Ovadje et al[19 ] found that dandelion root extract can rapidly activate cell death receptor caspase-8
in Jurkat cells, a human acute T-cell lymphoblastic leukemia cell line, in a few minutes
in an aqueous solution, followed by caspase-3 activation. This indicates that it can
significantly induce exogenous and cell death receptor-mediated apoptosis of leukemia
cells and exhibits time-concentration dependence, while having no impact on normal
peripheral blood monocytes.
β-Sitosterol is derived from Baimaogen (Imperatae Rhizoma).
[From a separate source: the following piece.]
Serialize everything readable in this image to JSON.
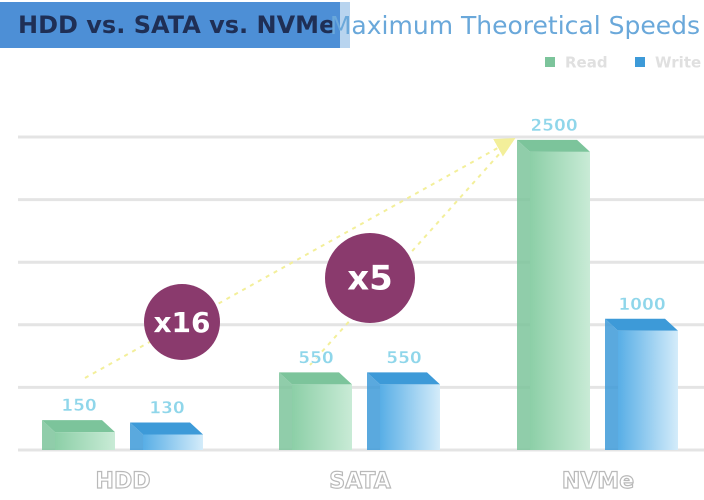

Previous studies have
shown that ß-sitosterol may block caspase-3 activation and PARP degradation by selectively
inducing the Bax/Bcl-2 ratio, leading to proliferation and apoptosis of human AML
cell line U937 cells.[20 ] White eulalia root also contains a significant amount of triterpenoid active ingredients.[21 ] Multiple studies have demonstrated that triterpenoid compounds can significantly
increase the early apoptosis rate of acute monocytic leukemia cell line THP-1 and
chronic myeloid leukemia cell line K562, block the cell cycle, and inhibit cell proliferation.[22 ]
[23 ] Baimaogen (Imperatae Rhizoma) was first recorded in the book Sheng Nong's herbal classic (Shen Nong Ben Cao Jing) and is described as having a sweet taste, cold nature, clearing heat-toxins, stopping
bleeding and nourishing yin deficiency.
Conclusion
The SXD can play a therapeutic role in treating AL through its multiple components
and targets. The main chemical components of the four fresh herbs that make up this
formula can effectively inhibit leukemia cell proliferation and induce leukemia cell
apoptosis. In order to accurately explore the mechanism of action of the SXD in treating
AL, further animal or cell experiments are needed for verification to provide more
solid and reliable scientific evidence.